Border patrol policemen replace Army regulars as Thailand and Cambodia meet ICJ deadline
Thailand and Cambodia began moving out their regular troops deployed around the Preah Vihear Temple area yesterday in compliance with an injunction issued by the International Court of Justice (ICJ) for their readjustment within one year.
In Cambodia's Phrea Vihear province, elaborate troop withdrawal ceremonies were highlighted in a fanfare with hundreds of local and foreign members of the media invited to cover the event.
Cambodian news reports said 485 Cambodian army regulars had been withdrawn, with policemen in the same number replacing them.
Ambassadors and diplomats from 11 countries observed the ceremony, which also marked 4th anniversary of registration of the Phrea Vihear temple as a Unesco-endorsed World Heritage site.
The events were pakced with entertainment shows, foods and drinks provided to the departing troops and guests.
The Cambodian event was overhyped and widely promoted and reported, with a large number of Asean flags being decorated at troop departure site and people in identical t-shirts and caps lining up to wave goodbye to departing troops.
The ceremony on the Thai side, however, was somewhat modest, with senior Army officers reviewing a force of 200 Border Patrol policemen that would take over from Royal Thai Army regulars, and greeting them individually.
The personnel reported to be deployed in place of Cambodian army regulars are defined as border patrol policemen, World Heritage site policemen, armed Phrea Vihear temple organisation crew and armed tourism police, numbering in around 300, a Thai military source said.
There are also reportedly a number of soldiers in civilian clothes stationed in Wat Kaew Sikkha Khiri Sarawa, located in the temple compound.
Thai Defence Minister Sukampol Suwannathat said 200 Border Patrol policemen, half from a Sakhon Nakhon outpost and the other from an Udon Thani base, had been deployed in areas around the temple site in Si Sa Ket's Kantharalak district, replacing a company of Army paramilitary rangers, the 23th Ranger Company.
He said there was no loss of Thai soils or sovereignty in this troop readjustment by both countries, responding to a number of locals who rallied in protest of the change.
During a ceremony seeing off the 200 Thai Border Patrol policemen to their outposts, reporters asked Sukamphol about them not seeing Thai Army regulars withdrawn physically from their existing outposts, Army commander General Prayuth Chan-ocha was quicker to give the answer:
"Why?
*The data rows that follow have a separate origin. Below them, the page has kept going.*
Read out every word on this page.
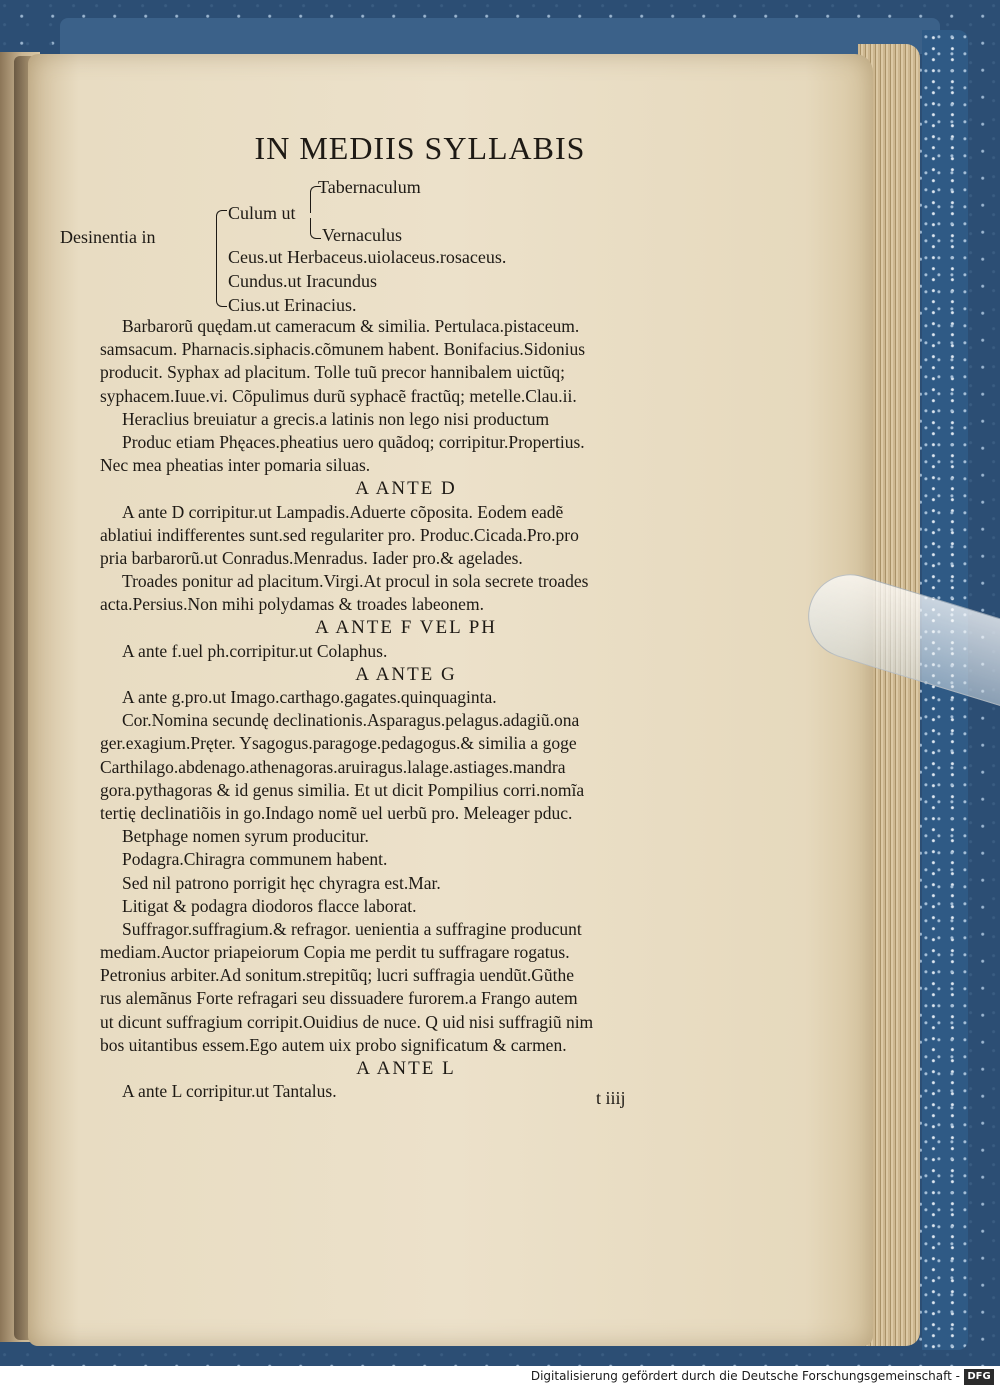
IN MEDIIS SYLLABIS
Tabernaculum
Culum ut
Desinentia in	Vernaculus
Ceus.ut Herbaceus.uiolaceus.rosaceus.
Cundus.ut Iracundus
Cius.ut Erinacius.
Barbarorũ quędam.ut cameracum & similia. Pertulaca.pistaceum.
samsacum. Pharnacis.siphacis.cõmunem habent. Bonifacius.Sidonius
producit. Syphax ad placitum. Tolle tuũ precor hannibalem uictũq;
syphacem.Iuue.vi. Cõpulimus durũ syphacẽ fractũq; metelle.Clau.ii.
Heraclius breuiatur a grecis.a latinis non lego nisi productum
Produc etiam Phęaces.pheatius uero quãdoq; corripitur.Propertius.
Nec mea pheatias inter pomaria siluas.
A ANTE D
A ante D corripitur.ut Lampadis.Aduerte cõposita. Eodem eadẽ
ablatiui indifferentes sunt.sed regulariter pro. Produc.Cicada.Pro.pro
pria barbarorũ.ut Conradus.Menradus. Iader pro.& agelades.
Troades ponitur ad placitum.Virgi.At procul in sola secrete troades
acta.Persius.Non mihi polydamas & troades labeonem.
A ANTE F VEL PH
A ante f.uel ph.corripitur.ut Colaphus.
A ANTE G
A ante g.pro.ut Imago.carthago.gagates.quinquaginta.
Cor.Nomina secundę declinationis.Asparagus.pelagus.adagiũ.ona
ger.exagium.Pręter. Ysagogus.paragoge.pedagogus.& similia a goge
Carthilago.abdenago.athenagoras.aruiragus.lalage.astiages.mandra
gora.pythagoras & id genus similia. Et ut dicit Pompilius corri.nomĩa
tertię declinatiõis in go.Indago nomẽ uel uerbũ pro. Meleager pduc.
Betphage nomen syrum producitur.
Podagra.Chiragra communem habent.
Sed nil patrono porrigit hęc chyragra est.Mar.
Litigat & podagra diodoros flacce laborat.
Suffragor.suffragium.& refragor. uenientia a suffragine producunt
mediam.Auctor priapeiorum Copia me perdit tu suffragare rogatus.
Petronius arbiter.Ad sonitum.strepitũq; lucri suffragia uendũt.Gũthe
rus alemãnus Forte refragari seu dissuadere furorem.a Frango autem
ut dicunt suffragium corripit.Ouidius de nuce. Q uid nisi suffragiũ nim
bos uitantibus essem.Ego autem uix probo significatum & carmen.
A ANTE L
A ante L corripitur.ut Tantalus.	t iiij
Digitalisierung gefördert durch die Deutsche Forschungsgemeinschaft - DFG
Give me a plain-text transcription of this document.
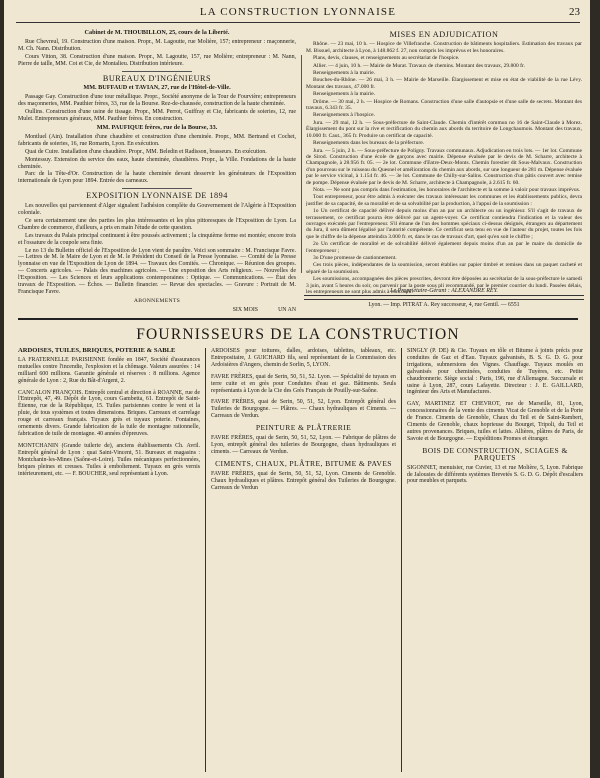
LA CONSTRUCTION LYONNAISE	23
Cabinet de M. THOUBILLON, 25, cours de la Liberté.

Rue Chevreul, 19. Construction d'une maison. Propr., M. Lagoutte, rue Molière, 157; entrepreneur : maçonnerie, M. Ch. Nann. Distribution.

Cours Vitton, 38. Construction d'une maison. Propr., M. Lagoutte, 157, rue Molière; entrepreneur : M. Nann, Pierre de taille, MM. Cot et Cie, de Montalieu. Distribution intérieure.

BUREAUX D'INGÉNIEURS
MM. BUFFAUD et TAVIAN, 27, rue de l'Hôtel-de-Ville.

Passage Gay. Construction d'une tour métallique. Propr., Société anonyme de la Tour de Fourvière; entrepreneurs des maçonneries, MM. Pauthier frères, 33, rue de la Bourse. Rez-de-chaussée, construction de la haute cheminée.

Oullins. Construction d'une usine de tissage. Propr., MM. Perrot, Guiffray et Cie, fabricants de soieries, 12, rue Mulet. Entrepreneurs généraux, MM. Pauthier frères. En construction.

MM. PAUFIQUE frères, rue de la Bourse, 33.

Montluel (Ain). Installation d'une chaudière et construction d'une cheminée. Propr., MM. Bertrand et Cochet, fabricants de soieries, 16, rue Romarin, Lyon. En exécution.

Quai de Cuire. Installation d'une chaudière. Propr., MM. Beledin et Radisson, brasseurs. En exécution.

Montessuy. Extension du service des eaux, haute cheminée, chaudières. Propr., la Ville. Fondations de la haute cheminée.

Parc de la Tête-d'Or. Construction de la haute cheminée devant desservir les générateurs de l'Exposition internationale de Lyon pour 1894. Entrée des carneaux.

EXPOSITION LYONNAISE DE 1894

Les nouvelles qui parviennent d'Alger signalent l'adhésion complète du Gouvernement de l'Algérie à l'Exposition coloniale.

Ce sera certainement une des parties les plus intéressantes et les plus pittoresques de l'Exposition de Lyon. La Chambre de commerce, d'ailleurs, a pris en main l'étude de cette question.

Les travaux du Palais principal continuent à être poussés activement ; la cinquième ferme est montée; encore trois et l'ossature de la coupole sera finie.

Le no 13 du Bulletin officiel de l'Exposition de Lyon vient de paraître. Voici son sommaire : M. Francisque Favre. — Lettres de M. le Maire de Lyon et de M. le Président du Conseil de la Presse lyonnaise. — Comité de la Presse lyonnaise en vue de l'Exposition de Lyon de 1894. — Travaux des Comités. — Chronique. — Réunion des groupes. — Concerts agricoles. — Palais des machines agricoles. — Une exposition des Arts religieux. — Nouvelles de l'Exposition. — Les Sciences et leurs applications contemporaines : Optique. — Communications. — État des travaux de l'Exposition. — Échos. — Bulletin financier. — Revue des spectacles. — Gravure : Portrait de M. Francisque Favre.

ABONNEMENTS
	SIX MOIS	UN AN

MISES EN ADJUDICATION

Rhône. — 23 mai, 10 h. — Hospice de Villefranche. Construction de bâtiments hospitaliers. Estimation des travaux par M. Bissuel, architecte à Lyon, à 148.862 f. 27, non compris les imprévus et les honoraires.

Plans, devis, clauses, et renseignements au secrétariat de l'hospice.

Allier. — 4 juin, 10 h. — Mairie de Murat. Travaux de chemins. Montant des travaux, 29.800 fr.

Renseignements à la mairie.

Bouches-du-Rhône. — 26 mai, 3 h. — Mairie de Marseille. Élargissement et mise en état de viabilité de la rue Lévy. Montant des travaux, 47.000 fr.

Renseignements à la mairie.

Drôme. — 30 mai, 2 h. — Hospice de Romans. Construction d'une salle d'autopsie et d'une salle de secrets. Montant des travaux, 6.343 fr. 35.

Renseignements à l'hospice.

Jura. — 29 mai, 12 h. — Sous-préfecture de Saint-Claude. Chemin d'intérêt commun no 16 de Saint-Claude à Morez. Élargissement du pont sur la rive et rectification du chemin aux abords du territoire de Longchaumois. Montant des travaux, 10.000 fr. Caut., 365 fr. Produire un certificat de capacité.

Renseignements dans les bureaux de la préfecture.

Jura. — 5 juin, 2 h. — Sous-préfecture de Poligny. Travaux communaux. Adjudication en trois lots. — 1er lot. Commune de Sirod. Construction d'une école de garçons avec mairie. Dépense évaluée par le devis de M. Scharre, architecte à Champagnole, à 28.956 fr. 05. — 2e lot. Commune d'Entre-Deux-Monts. Chemin forestier dit Sous-Malvaux. Construction d'un pourceau sur le ruisseau du Quesnel et amélioration du chemin aux abords, sur une longueur de 281 m. Dépense évaluée par le service vicinal, à 1.154 fr. 46. — 3e lot. Commune de Chilly-sur-Salins. Construction d'un pâtis couvert avec remise de pompe. Dépense évaluée par le devis de M. Scharre, architecte à Champagnole, à 2.615 fr. 60.

Nota. — Ne sont pas compris dans l'estimation, les honoraires de l'architecte et la somme à valoir pour travaux imprévus.

Tout entrepreneur, pour être admis à exécuter des travaux intéressant les communes et les établissements publics, devra justifier de sa capacité, de sa moralité et de sa solvabilité par la production, à l'appui de la soumission :

1o Un certificat de capacité délivré depuis moins d'un an par un architecte ou un ingénieur. S'il s'agit de travaux de terrassement, ce certificat pourra être délivré par un agent-voyer. Ce certificat contiendra l'indication et la valeur des ouvrages exécutés par l'entrepreneur. S'il émane de l'un des hommes spéciaux ci-dessus désignés, étrangers au département du Jura, il sera dûment légalisé par l'autorité compétente. Ce certificat sera tenu en vue de l'auteur du projet, toutes les fois que le chiffre de la dépense atteindra 3.000 fr. et, dans le cas de travaux d'art, quel qu'en soit le chiffre ;

2o Un certificat de moralité et de solvabilité délivré également depuis moins d'un an par le maire du domicile de l'entrepreneur ;

3o D'une promesse de cautionnement.

Ces trois pièces, indépendantes de la soumission, seront établies sur papier timbré et remises dans un paquet cacheté et séparé de la soumission.

Les soumissions, accompagnées des pièces prescrites, devront être déposées au secrétariat de la sous-préfecture le samedi 3 juin, avant 5 heures du soir, ou parvenir par la poste sous pli recommandé, par le premier courrier du lundi. Passées délais, les entrepreneurs ne sont plus admis à concourir.

Le Propriétaire-Gérant : ALEXANDRE REY.
Lyon. — Imp. PITRAT A. Rey successeur, 4, rue Gentil. — 6551
FOURNISSEURS DE LA CONSTRUCTION
ARDOISES, TUILES, BRIQUES, POTERIE & SABLE

LA FRATERNELLE PARISIENNE fondée en 1847, Société d'assurances mutuelles contre l'incendie, l'explosion et la chômage. Valeurs assurées : 14 milliard 600 millions. Garantie générale et réserves : 8 millions. Agence générale de Lyon : 2, Rue du Bât-d'Argent, 2.

CANCALON FRANÇOIS. Entrepôt central et direction à ROANNE, rue de l'Entrepôt, 47, 49. Dépôt de Lyon, cours Gambetta, 61. Entrepôt de Saint-Étienne, rue de la République, 15. Tuiles parisiennes contre le vent et la pluie, de tous systèmes et toutes dimensions. Briques. Carreaux et carrelage rouge et carreaux français. Tuyaux grès et tuyaux poterie. Fontaines, ornements divers. Grande fabrication de la tuile de montagne rationnelle, fabrication de tuile de montagne. 40 années d'épreuves.

MONTCHANIN (Grande tuilerie de), anciens établissements Ch. Avril. Entrepôt général de Lyon : quai Saint-Vincent, 51. Bureaux et magasins : Montchanin-les-Mines (Saône-et-Loire). Tuiles mécaniques perfectionnées, briques pleines et creuses. Tuiles à emboîtement. Tuyaux en grès vernis intérieurement, etc. — F. BOUCHER, seul représentant à Lyon.

ARDOISES pour toitures, dalles, ardoises, tablettes, tableaux, etc. Entrepositaire, J. GUICHARD fils, seul représentant de la Commission des Ardoisières d'Angers, chemin de Sorlin, 5, LYON.

FAVRE FRÈRES, quai de Serin, 50, 51, 52. Lyon. — Spécialité de tuyaux en terre cuite et en grès pour Conduites d'eau et gaz. Bâtiments. Seuls représentants à Lyon de la Cie des Grès Français de Pouilly-sur-Saône.

FAVRE FRÈRES, quai de Serin, 50, 51, 52, Lyon. Entrepôt général des Tuileries de Bourgogne. — Plâtres. — Chaux hydrauliques et Ciments. — Carreaux de Verdun.

PEINTURE & PLÂTRERIE

FAVRE FRÈRES, quai de Serin, 50, 51, 52, Lyon. — Fabrique de plâtres de Lyon, entrepôt général des tuileries de Bourgogne, chaux hydrauliques et ciments. — Carreaux de Verdun.

CIMENTS, CHAUX, PLÂTRE, BITUME & PAVES

FAVRE FRÈRES, quai de Serin, 50, 51, 52, Lyon. Ciments de Grenoble. Chaux hydrauliques et plâtres. Entrepôt général des Tuileries de Bourgogne. Carreaux de Verdun

SINGLY (P. DE) & Cie. Tuyaux en tôle et Bitume à joints précis pour conduites de Gaz et d'Eau. Tuyaux galvanisés, B. S. G. D. G. pour irrigations, submersions des Vignes. Chauffage. Tuyaux moulés en galvanisés pour cheminées, conduites de Tuyères, etc. Petite chaudronnerie. Siège social : Paris, 196, rue d'Allemagne. Succursale et usine à Lyon, 287, cours Lafayette. Directeur : J. E. GAILLARD, ingénieur des Arts et Manufactures.

GAY, MARTINEZ ET CHEVROT, rue de Marseille, 81, Lyon, concessionnaires de la vente des ciments Vicat de Grenoble et de la Porte de France. Ciments de Grenoble, Chaux du Teil et de Saint-Rambert, Ciments de Grenoble, chaux hoprieuse du Bourget, Tripoli, du Teil et autres provenances. Briques, tuiles et lattes. Allières, plâtres de Paris, de Savoie et de Bourgogne. — Expéditions Promes et étranger.

BOIS DE CONSTRUCTION, SCIAGES & PARQUETS

SIGONNET, menuisier, rue Cuvier, 13 et rue Molière, 5, Lyon. Fabrique de Jalousies de différents systèmes Brevetés S. G. D. G. Dépôt d'escaliers pour meubles et parquets.
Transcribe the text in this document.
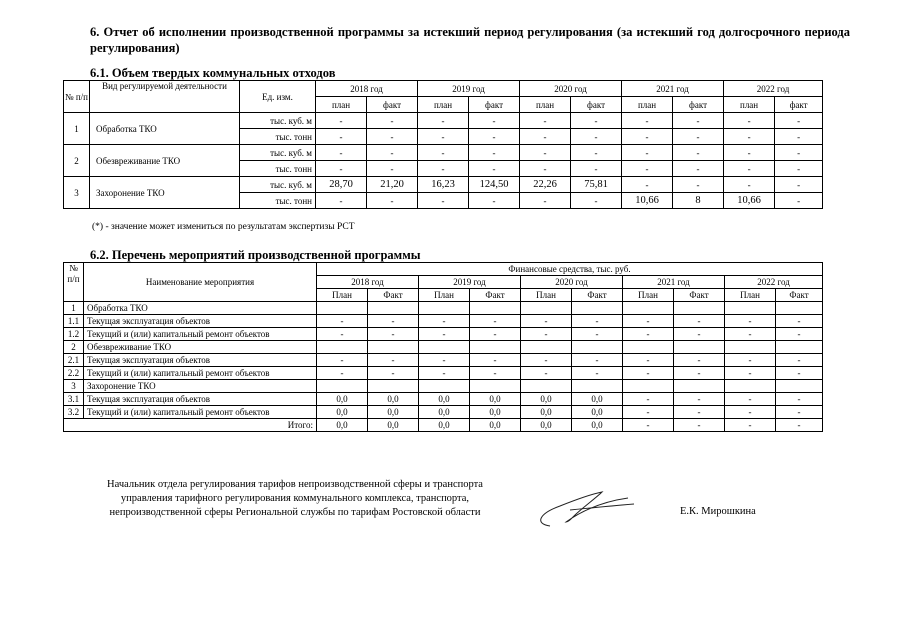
6. Отчет об исполнении производственной программы за истекший период регулирования (за истекший год долгосрочного периода регулирования)
6.1. Объем твердых коммунальных отходов
№ п/п	Вид регулируемой деятельности	Ед. изм.	2018 год		2019 год		2020 год		2021 год		2022 год	
			план	факт	план	факт	план	факт	план	факт	план	факт
1	Обработка ТКО	тыс. куб. м	-	-	-	-	-	-	-	-	-	-
		тыс. тонн	-	-	-	-	-	-	-	-	-	-
2	Обезвреживание ТКО	тыс. куб. м	-	-	-	-	-	-	-	-	-	-
		тыс. тонн	-	-	-	-	-	-	-	-	-	-
3	Захоронение ТКО	тыс. куб. м	28,70	21,20	16,23	124,50	22,26	75,81	-	-	-	-
		тыс. тонн	-	-	-	-	-	-	10,66	8	10,66	-
(*) - значение может измениться по результатам экспертизы РСТ
6.2. Перечень мероприятий производственной программы
№ п/п	Наименование мероприятия	Финансовые средства, тыс. руб.									
		2018 год		2019 год		2020 год		2021 год		2022 год	
		План	Факт	План	Факт	План	Факт	План	Факт	План	Факт
1	Обработка ТКО										
1.1	Текущая эксплуатация объектов	-	-	-	-	-	-	-	-	-	-
1.2	Текущий и (или) капитальный ремонт объектов	-	-	-	-	-	-	-	-	-	-
2	Обезвреживание ТКО										
2.1	Текущая эксплуатация объектов	-	-	-	-	-	-	-	-	-	-
2.2	Текущий и (или) капитальный ремонт объектов	-	-	-	-	-	-	-	-	-	-
3	Захоронение ТКО										
3.1	Текущая эксплуатация объектов	0,0	0,0	0,0	0,0	0,0	0,0	-	-	-	-
3.2	Текущий и (или) капитальный ремонт объектов	0,0	0,0	0,0	0,0	0,0	0,0	-	-	-	-
Итого:		0,0	0,0	0,0	0,0	0,0	0,0	-	-	-	-
Начальник отдела регулирования тарифов непроизводственной сферы и транспорта
управления тарифного регулирования коммунального комплекса, транспорта,
непроизводственной сферы Региональной службы по тарифам Ростовской области	Е.К. Мирошкина
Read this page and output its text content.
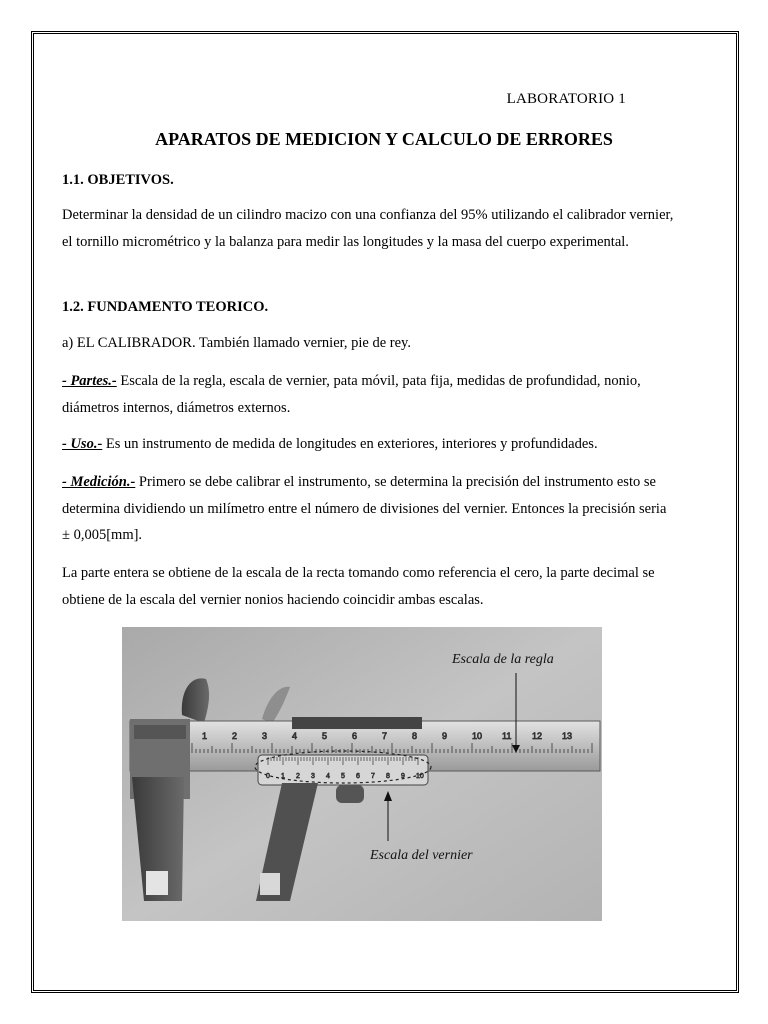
LABORATORIO 1
APARATOS DE MEDICION Y CALCULO DE ERRORES
1.1. OBJETIVOS.
Determinar la densidad de un cilindro macizo con una confianza del 95% utilizando el calibrador vernier, el tornillo micrométrico y la balanza para medir las longitudes y la masa del cuerpo experimental.
1.2. FUNDAMENTO TEORICO.
a) EL CALIBRADOR. También llamado vernier, pie de rey.
- Partes.- Escala de la regla, escala de vernier, pata móvil, pata fija, medidas de profundidad, nonio, diámetros internos, diámetros externos.
- Uso.- Es un instrumento de medida de longitudes en exteriores, interiores y profundidades.
- Medición.- Primero se debe calibrar el instrumento, se determina la precisión del instrumento esto se determina dividiendo un milímetro entre el número de divisiones del vernier. Entonces la precisión seria ± 0,005[mm].
La parte entera se obtiene de la escala de la recta tomando como referencia el cero, la parte decimal se obtiene de la escala del vernier nonios haciendo coincidir ambas escalas.
1	2	3	4	5	6	7	8	9	10 11 12 13
0 1 2 3 4 5 6 7 8 9 10
Escala de la regla
Escala del vernier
You want the Army to withdraw the troops openly and visibly for you all to see. Why must troop withdrawal be done openly and visibly?". He did not elaborate.
Responding to a question about Cambodian infrastructures including Wat Kaew Sikkha Khiri Sarawa in the temple compound, Yuthasak said negotiations aiming at them moving out would be held. "It's commonly known that their people have encroached on illegally," he added.
A deputy government spokesman, Anusorn Iamsa-ard, said there would be soon "good news" about two Thai activists in Cambodian custdy - Weera Somkwankid and Ratree Phiphatthanaphaiboon. "There have been negotiations between Thai and Cambodian authorities about the releases [of Weera and Ratree] all along."
Both activists, who had campaigned against the Phue Thai Party’s handling of the Phrea Vihear temple dispute allegedly in favour of Cambodia, were arrested on December 29, 2010 for illegal entry and taken into custody since. Weera was handed an eight-year term while Ratree were sentenced for six years.
Around 200 locals living in Kantharalak district yesterday rallied in protest of troop withdrawal, and vowed to soon meet with Sukamphol in Bangkok to submit their letter of protest and fight on to protest against the troop withdrawal.
Democrat Party spokesman Chawanont Intharakomalsut called on the Yingluck government to assign Border Police policemen to all outposts previously stationed by Thai troops.
He also asked the Cambodian government to relocate communities, Wat Kaew and markets out of the water ridgeline under the 2453 BE MOU, before Indonesia observers enter the area and start their observations and verify the troop withdrawal.